A chacun de se faire sa propre opinion.

 

Conclusions pour cette réunion du conseil municipal :

Pour le dossier les Pommiers 2, l’ensemble des explications et informations précédemment évoquées démontrent sans équivoque que de nous traiter de menteur en s’appuyant uniquement sur la décision du conseil municipal d’autoriser la vente en 2013, soit 5 ans après la création de ce lotissement, sans déclencher une dynamique de vente immédiate après la prise de cette décision, n’est qu’un leurre pour tenter de s’exonérer de toute responsabilité dans la faillite de ce dossier.

Il n’en demeure pas moins que toutes les actions de dernière minute de janvier et février 2014 sont en étroite relation avec nos informations portées à la population par notre liste pendant la campagne municipale.

Pour les points abordés par la majorité contre l’opposition, on remarque que toutes les interventions se terminent par une attaque contre Mme DUTTER, celle qui faut abattre, pour n’avoir plus voulu œuvrer au milieu de cette équipe menée par un maire aux pratiques autocratiques.

Rappelons que Christiane n’a pas rejoint notre équipe sur un claquement de doigt, mais après avoir bien vérifié que nos objectifs dans la gestion de notre commune, étaient d’œuvrer dans l’intérêt de l’ensemble de la population de Villé, à égalité de droits, dans un fonctionnement où la liberté de parole, la franchise des échanges est une règle, où la transparence de l’action est une obligation incontournable.

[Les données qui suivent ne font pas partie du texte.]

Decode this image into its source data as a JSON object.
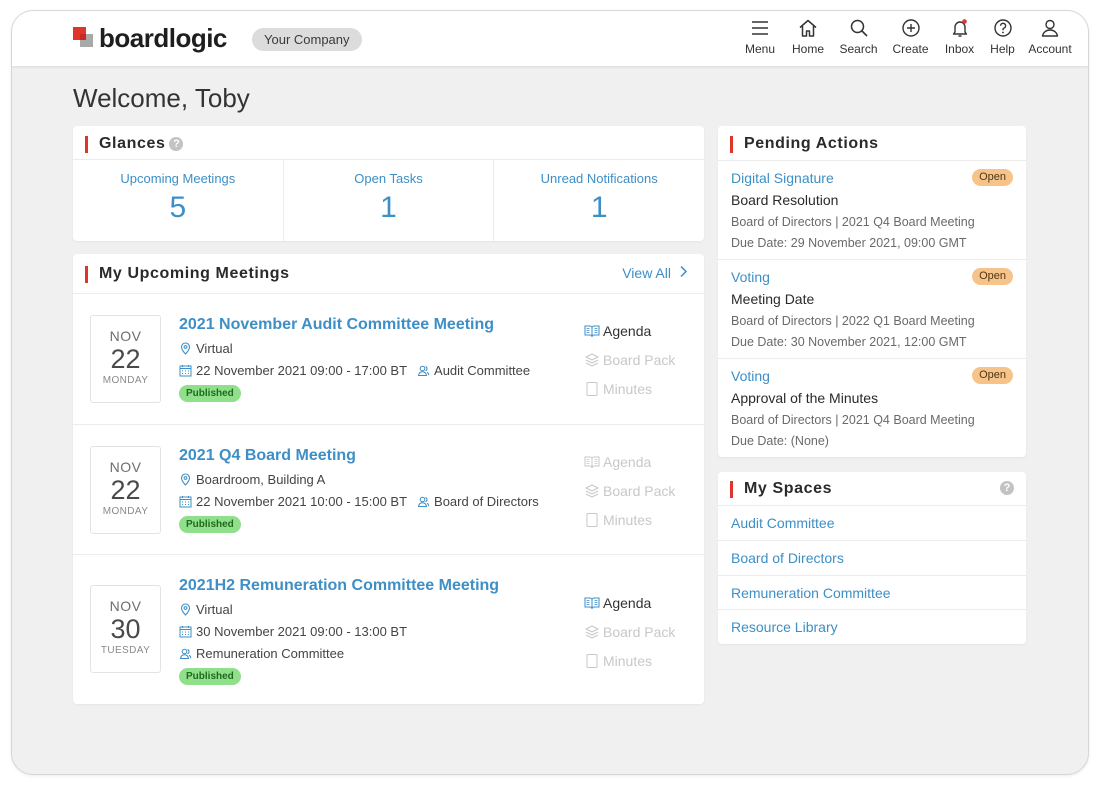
{
  "brand": {
    "logo_text": "boardlogic",
    "company": "Your Company"
  },
  "nav": [
    {
      "label": "Menu",
      "icon": "menu-icon"
    },
    {
      "label": "Home",
      "icon": "home-icon"
    },
    {
      "label": "Search",
      "icon": "search-icon"
    },
    {
      "label": "Create",
      "icon": "plus-circle-icon"
    },
    {
      "label": "Inbox",
      "icon": "bell-icon"
    },
    {
      "label": "Help",
      "icon": "question-icon"
    },
    {
      "label": "Account",
      "icon": "user-icon"
    }
  ],
  "welcome": "Welcome, Toby",
  "glances": {
    "title": "Glances",
    "items": [
      {
        "label": "Upcoming Meetings",
        "value": "5"
      },
      {
        "label": "Open Tasks",
        "value": "1"
      },
      {
        "label": "Unread Notifications",
        "value": "1"
      }
    ]
  },
  "meetings": {
    "title": "My Upcoming Meetings",
    "view_all": "View All",
    "items": [
      {
        "month": "NOV",
        "day": "22",
        "weekday": "MONDAY",
        "title": "2021 November Audit Committee Meeting",
        "location": "Virtual",
        "datetime": "22 November 2021 09:00 - 17:00 BT",
        "committee": "Audit Committee",
        "status": "Published",
        "agenda": "Agenda",
        "board_pack": "Board Pack",
        "minutes": "Minutes"
      },
      {
        "month": "NOV",
        "day": "22",
        "weekday": "MONDAY",
        "title": "2021 Q4 Board Meeting",
        "location": "Boardroom, Building A",
        "datetime": "22 November 2021 10:00 - 15:00 BT",
        "committee": "Board of Directors",
        "status": "Published",
        "agenda": "Agenda",
        "board_pack": "Board Pack",
        "minutes": "Minutes"
      },
      {
        "month": "NOV",
        "day": "30",
        "weekday": "TUESDAY",
        "title": "2021H2 Remuneration Committee Meeting",
        "location": "Virtual",
        "datetime": "30 November 2021 09:00 - 13:00 BT",
        "committee": "Remuneration Committee",
        "status": "Published",
        "agenda": "Agenda",
        "board_pack": "Board Pack",
        "minutes": "Minutes"
      }
    ]
  },
  "pending": {
    "title": "Pending Actions",
    "items": [
      {
        "type": "Digital Signature",
        "name": "Board Resolution",
        "subtitle": "Board of Directors | 2021 Q4 Board Meeting",
        "due": "Due Date: 29 November 2021, 09:00 GMT",
        "badge": "Open"
      },
      {
        "type": "Voting",
        "name": "Meeting Date",
        "subtitle": "Board of Directors | 2022 Q1 Board Meeting",
        "due": "Due Date: 30 November 2021, 12:00 GMT",
        "badge": "Open"
      },
      {
        "type": "Voting",
        "name": "Approval of the Minutes",
        "subtitle": "Board of Directors | 2021 Q4 Board Meeting",
        "due": "Due Date: (None)",
        "badge": "Open"
      }
    ]
  },
  "spaces": {
    "title": "My Spaces",
    "items": [
      "Audit Committee",
      "Board of Directors",
      "Remuneration Committee",
      "Resource Library"
    ]
  },
  "colors": {
    "accent_red": "#e0352b",
    "link_blue": "#3d8fc6",
    "published_green": "#8fdf8b",
    "open_orange": "#f6c48b"
  }
}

Ces règles sont celles qui animent le groupe d’opposition, pour le bien-être des villois, qui peuvent maintenant bénéficier d’un ensemble d’informations sur la réalité de la situation municipale.

L’argument concernant la place de Christiane à la communauté de communes, sont des paroles qui n’ont que la valeur de babillages. Notre équipe était unanimement favorable à la présence de Christiane à la Communauté de Communes, pour son expérience et sa compétence dans cette assemblée, le fait qu’elle y soit majoritairement appréciée, des critères qui ne pouvaient être que des atouts dans l’application de notre programme où nous défendions le développement d’une intercommunalité forte aux pouvoirs accrus.

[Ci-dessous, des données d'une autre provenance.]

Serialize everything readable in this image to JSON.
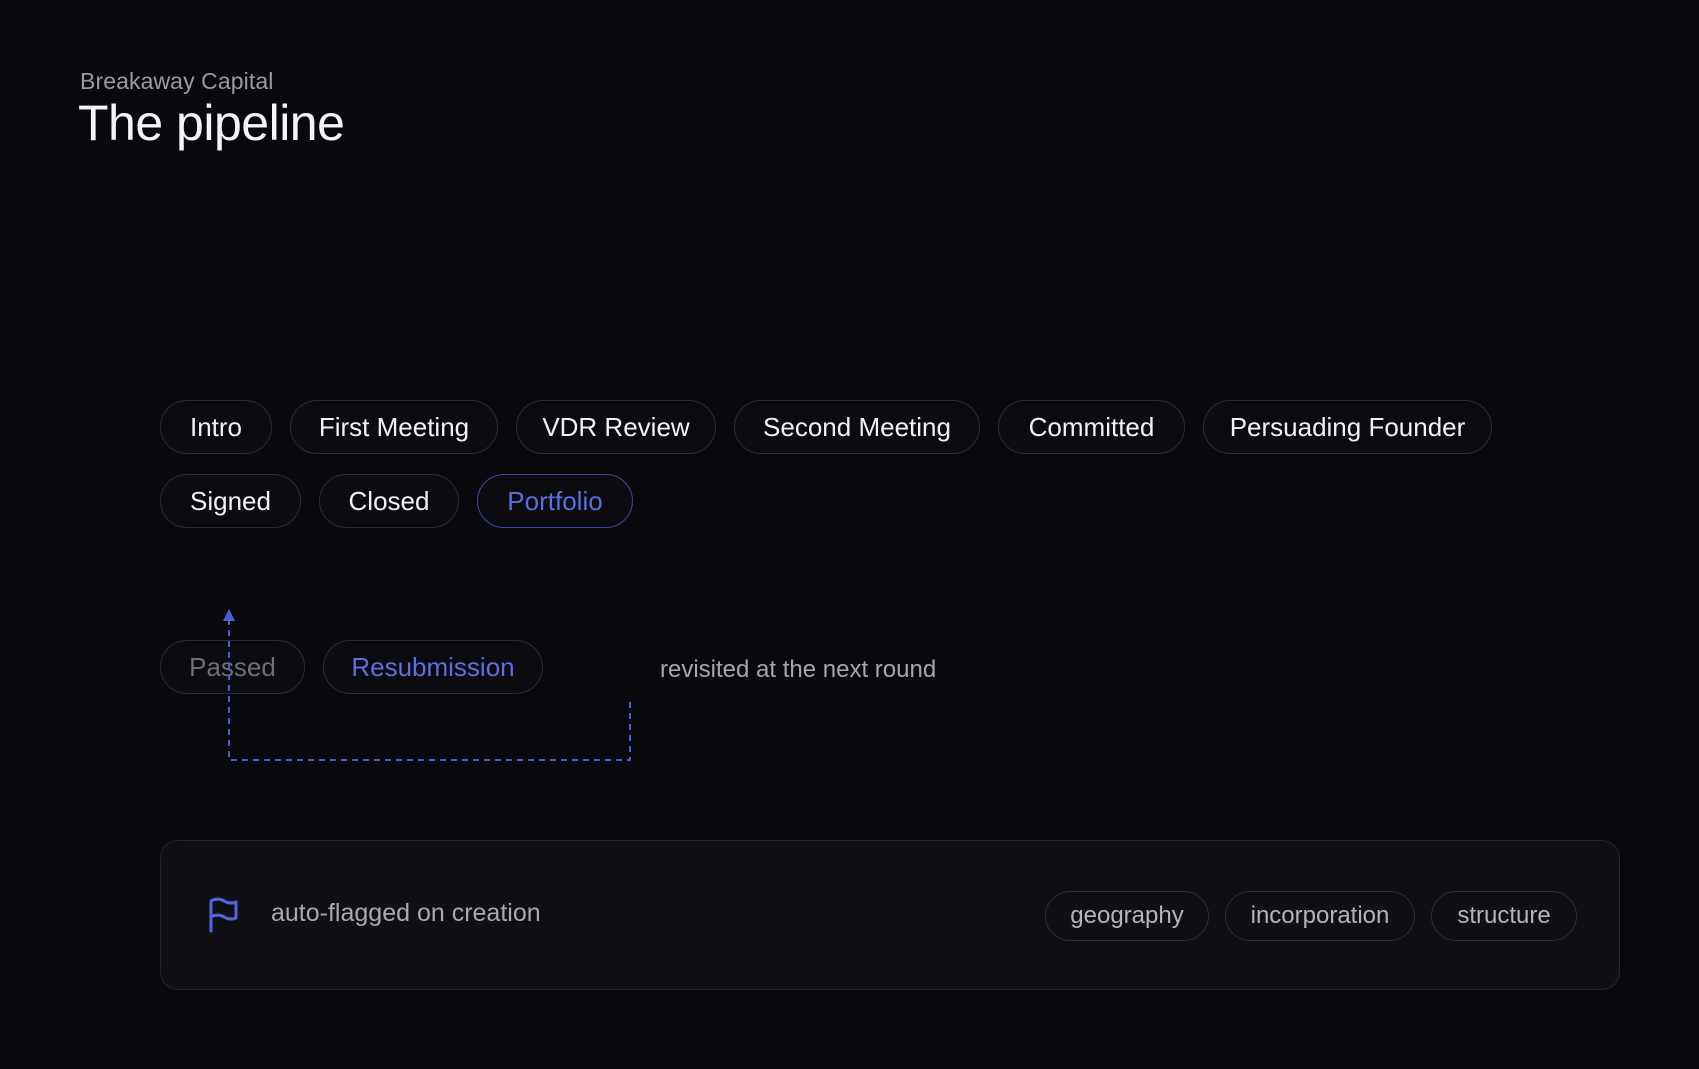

Enfin, pour les derniers mots débités par cette conseillère de la majorité qui nous a lu un texte qu’elle avait en main, nous ne ferons pas de commentaires. Ils seraient désobligeants et n’apporteraient rien de plus.

 

Il est intéressant de remarquer que l’équipe de la majorité qui nous a accusé de tous les mots sans apporter d’éléments tangibles, s’est retrouvée dans une situation plutôt embarrassante lorsque M. Gilardeau a évoqué son enquête auprès de la presse, suite aux accusations portées à son encontre par la 1ère adjointe du maire, qui s’est retrouvée dans l’obligation de lui faire des excuses en publique.

Une histoire d’arroseurs arrosés.

Dernier Point : « La messe est dite »

Cette remarque est très expéditive. Tout acte qui nécessite l’aval du conseil municipal ne peut pas être considéré comme acquis par avance et exempt de reproche, en particulier en matière de finances.

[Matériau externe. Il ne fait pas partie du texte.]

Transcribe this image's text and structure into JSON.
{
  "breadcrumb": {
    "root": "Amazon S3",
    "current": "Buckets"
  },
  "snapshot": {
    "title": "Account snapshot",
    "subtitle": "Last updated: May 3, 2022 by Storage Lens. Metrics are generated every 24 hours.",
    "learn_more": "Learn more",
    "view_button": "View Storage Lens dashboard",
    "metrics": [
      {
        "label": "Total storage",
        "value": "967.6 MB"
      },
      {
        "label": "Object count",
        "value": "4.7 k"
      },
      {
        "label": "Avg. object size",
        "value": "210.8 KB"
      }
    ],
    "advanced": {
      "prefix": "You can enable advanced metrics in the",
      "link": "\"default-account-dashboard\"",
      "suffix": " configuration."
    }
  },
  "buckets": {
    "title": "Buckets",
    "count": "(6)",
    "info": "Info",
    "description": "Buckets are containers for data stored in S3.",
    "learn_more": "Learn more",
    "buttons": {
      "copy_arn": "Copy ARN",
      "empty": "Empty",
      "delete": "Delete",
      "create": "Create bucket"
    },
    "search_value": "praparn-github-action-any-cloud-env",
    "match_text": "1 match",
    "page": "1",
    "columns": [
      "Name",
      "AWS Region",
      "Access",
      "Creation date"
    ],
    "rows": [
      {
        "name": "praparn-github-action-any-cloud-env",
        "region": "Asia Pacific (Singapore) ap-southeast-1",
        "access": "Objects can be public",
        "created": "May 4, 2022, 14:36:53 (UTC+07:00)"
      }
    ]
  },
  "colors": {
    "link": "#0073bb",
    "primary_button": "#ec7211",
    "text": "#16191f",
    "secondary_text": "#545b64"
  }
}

La gestion des comptes publics ne doit pas permettre d’« anomalies », entre les comptes de gestion et les comptes administratifs. Cependant, le législateur a veillé à ce que le conseil municipal contrôle et engage sa responsabilité pour leur validation. Sûrement pas le fruit du hasard. Une confiance accordée trop facilement peut être à l’origine de catastrophes, comme par exemple, la faillite de la commune de Margevoles en Lozère.